Virgin Hyperloop to move cargo, not people, as tube transport hits snags

Virgin Hyperloop’s yearslong goal of transporting people via vacuum-sealed tubes at speeds of up to 670 mph is on hold.

The California company, founded in 2014 and backed by billionaire Richard Branson, will shift its focus to transporting cargo instead, according to multiple media reports. Virgin Hyperloop laid off 111 employees, or about half of its work force, this month as part of that move, according to the Financial Times, which first reported the news.

The shift in focus represents a setback in the development of hyperloop transportation systems, an idea popularized by Tesla CEO Elon Musk in 2013. The basic idea is to transport people, placed in pods, at high speeds across long distances via vacuum-sealed tubes and high-powered magnets.

While Virgin Hyperloop made significant progress in recent years, including a successful first test of human travel in 2020, it also hit many snags, lost key talent and struggled to meet ambitious deadlines. The company set a target of having working hyperloops by 2020, though none are in use today.

Carla Bailo, CEO of the Center for Automotive Research in Ann Arbor, Mich., said a focus on transporting goods rather than people will allow the company to more quickly develop and roll out its technology.

“They first need to perfect it using cargo,” she said. “And it’s a great time to do it with the issues that we’re having in the supply chain and getting things done overground.”

Transporting cargo instead of people has its advantages, she said. A hyperloop system would be subject to fewer regulatory approvals, and the logistics of picking up and dropping off cargo at the tube would presumably be easier to design than figuring out what a hyperloop station for mass transit would look like, she said.

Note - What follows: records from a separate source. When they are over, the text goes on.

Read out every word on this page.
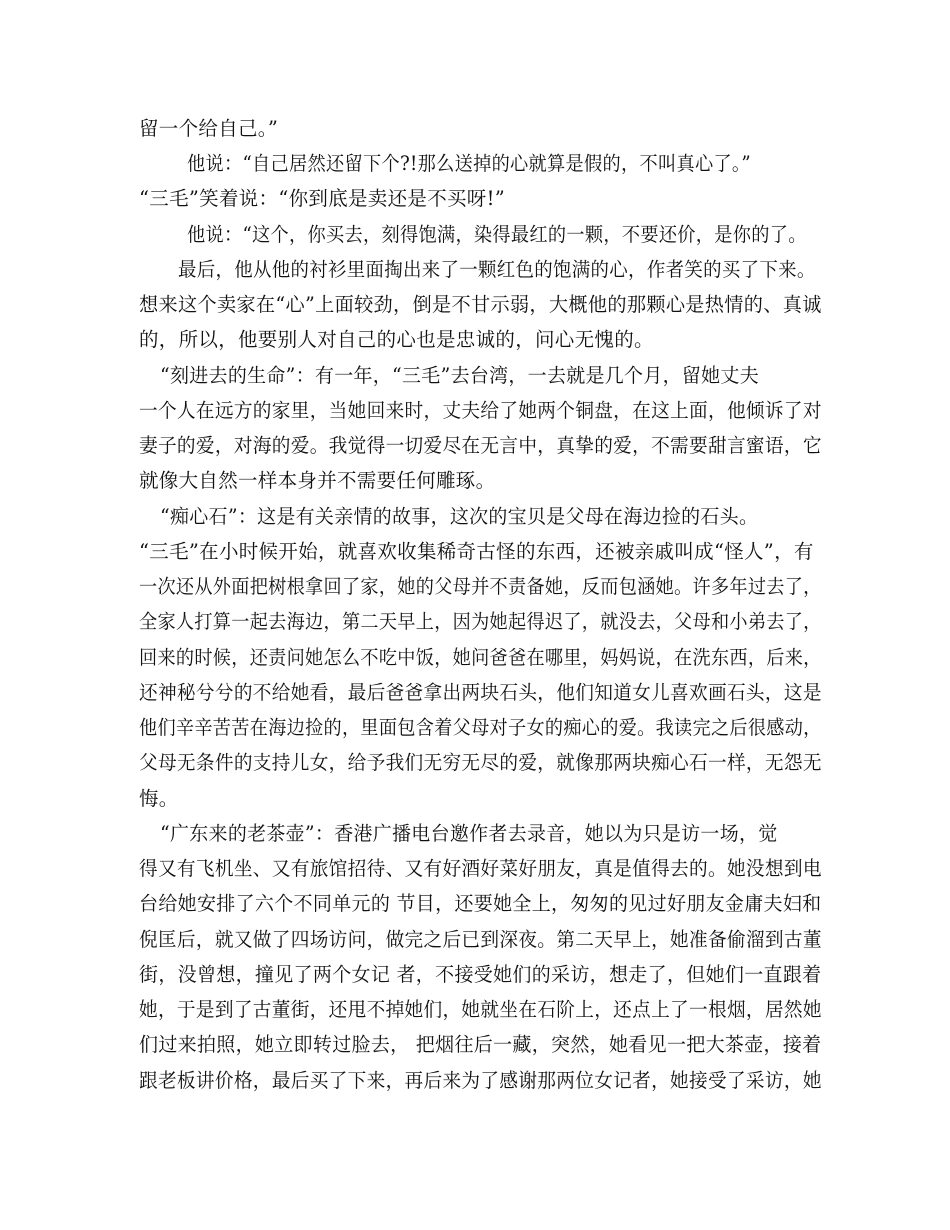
留一个给自己。”
他说：“自己居然还留下个?!那么送掉的心就算是假的，不叫真心了。”
“三毛”笑着说：“你到底是卖还是不买呀!”
他说：“这个，你买去，刻得饱满，染得最红的一颗，不要还价，是你的了。
最后，他从他的衬衫里面掏出来了一颗红色的饱满的心，作者笑的买了下来。
想来这个卖家在“心”上面较劲，倒是不甘示弱，大概他的那颗心是热情的、真诚
的，所以，他要别人对自己的心也是忠诚的，问心无愧的。
“刻进去的生命”：有一年，“三毛”去台湾，一去就是几个月，留她丈夫
一个人在远方的家里，当她回来时，丈夫给了她两个铜盘，在这上面，他倾诉了对
妻子的爱，对海的爱。我觉得一切爱尽在无言中，真挚的爱，不需要甜言蜜语，它
就像大自然一样本身并不需要任何雕琢。
“痴心石”：这是有关亲情的故事，这次的宝贝是父母在海边捡的石头。
“三毛”在小时候开始，就喜欢收集稀奇古怪的东西，还被亲戚叫成“怪人”，有
一次还从外面把树根拿回了家，她的父母并不责备她，反而包涵她。许多年过去了，
全家人打算一起去海边，第二天早上，因为她起得迟了，就没去，父母和小弟去了，
回来的时候，还责问她怎么不吃中饭，她问爸爸在哪里，妈妈说，在洗东西，后来，
还神秘兮兮的不给她看，最后爸爸拿出两块石头，他们知道女儿喜欢画石头，这是
他们辛辛苦苦在海边捡的，里面包含着父母对子女的痴心的爱。我读完之后很感动，
父母无条件的支持儿女，给予我们无穷无尽的爱，就像那两块痴心石一样，无怨无
悔。
“广东来的老茶壶”：香港广播电台邀作者去录音，她以为只是访一场，觉
得又有飞机坐、又有旅馆招待、又有好酒好菜好朋友，真是值得去的。她没想到电
台给她安排了六个不同单元的 节目，还要她全上，匆匆的见过好朋友金庸夫妇和
倪匡后，就又做了四场访问，做完之后已到深夜。第二天早上，她准备偷溜到古董
街，没曾想，撞见了两个女记 者，不接受她们的采访，想走了，但她们一直跟着
她，于是到了古董街，还甩不掉她们，她就坐在石阶上，还点上了一根烟，居然她
们过来拍照，她立即转过脸去， 把烟往后一藏，突然，她看见一把大茶壶，接着
跟老板讲价格，最后买了下来，再后来为了感谢那两位女记者，她接受了采访，她
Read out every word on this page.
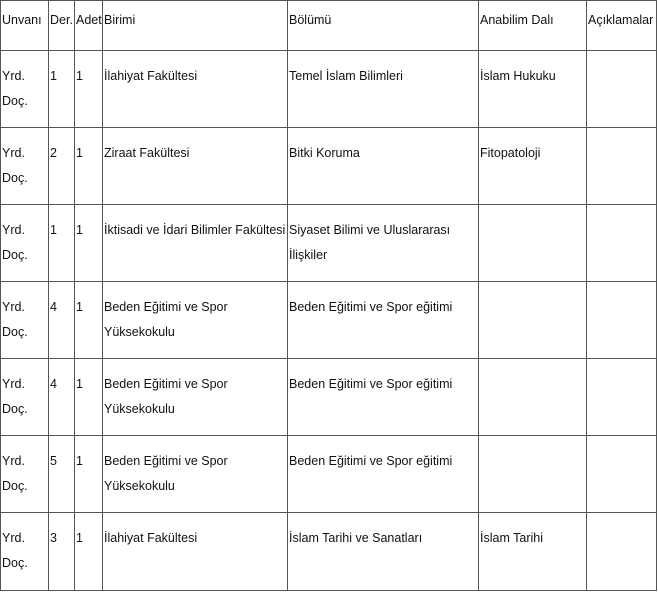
Unvanı	Der.	Adet	Birimi	Bölümü	Anabilim Dalı	Açıklamalar
Yrd. Doç.	1	1	İlahiyat Fakültesi	Temel İslam Bilimleri	İslam Hukuku	
Yrd. Doç.	2	1	Ziraat Fakültesi	Bitki Koruma	Fitopatoloji	
Yrd. Doç.	1	1	İktisadi ve İdari Bilimler Fakültesi	Siyaset Bilimi ve Uluslararası İlişkiler		
Yrd. Doç.	4	1	Beden Eğitimi ve Spor Yüksekokulu	Beden Eğitimi ve Spor eğitimi		
Yrd. Doç.	4	1	Beden Eğitimi ve Spor Yüksekokulu	Beden Eğitimi ve Spor eğitimi		
Yrd. Doç.	5	1	Beden Eğitimi ve Spor Yüksekokulu	Beden Eğitimi ve Spor eğitimi		
Yrd. Doç.	3	1	İlahiyat Fakültesi	İslam Tarihi ve Sanatları	İslam Tarihi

Still, the technology faces many hurdles regardless of what it’s used for, she said. Utilities buried near roadways in urban centers make it difficult to get the necessary space to build them, she said. They currently need to be built in nearly straight lines, and building out a system at scale would require billions of dollars.

“I wouldn’t expect to see this until the mid-2030s, and that’s going to be in small doses, so to speak,” Bailo said. She said she expected initial hyperloop cargo systems to be up to about 20 miles long at most, and concentrated in “highly congested areas” where other forms of transit are needed.

Requests for comment from Virgin Hyperloop and DP World, a government-owned, Dubai-based logistics provider that has a majority stake in the company, were not returned as of press time.

Virgin Hyperloop, which has received more than $400 million in funding, told the Financial Times that its change in direction was the result of “global supply chain issues and all the changes due to COVID.”

The company reportedly said the related job cuts would allow it to “respond in a more agile and nimble way and in a more cost-efficient manner” than before.

DP World told the Financial Times that Virgin Hyperloop is in discussions with 15 customers on a cargo-transporting version of the technology. DP World said it could have such a system set up in roughly four years and reinvest profits made from the cargo version into a passenger version later in the decade.

“It’s abundantly clear that potential customers are interested in cargo, while passenger is somewhat farther away,” DP World said, according to the Financial Times. “Focusing on pallets is easier to do — there is less risk for passengers and less of a regulatory process.”

The company was founded as Hyperloop One before Branson’s Virgin Group invested in it in 2017. Virgin Hyperloop is continuing to seek more long-term investors and is considering a merger with a special purpose acquisition company, the FT reported, citing two people briefed on the company’s strategy.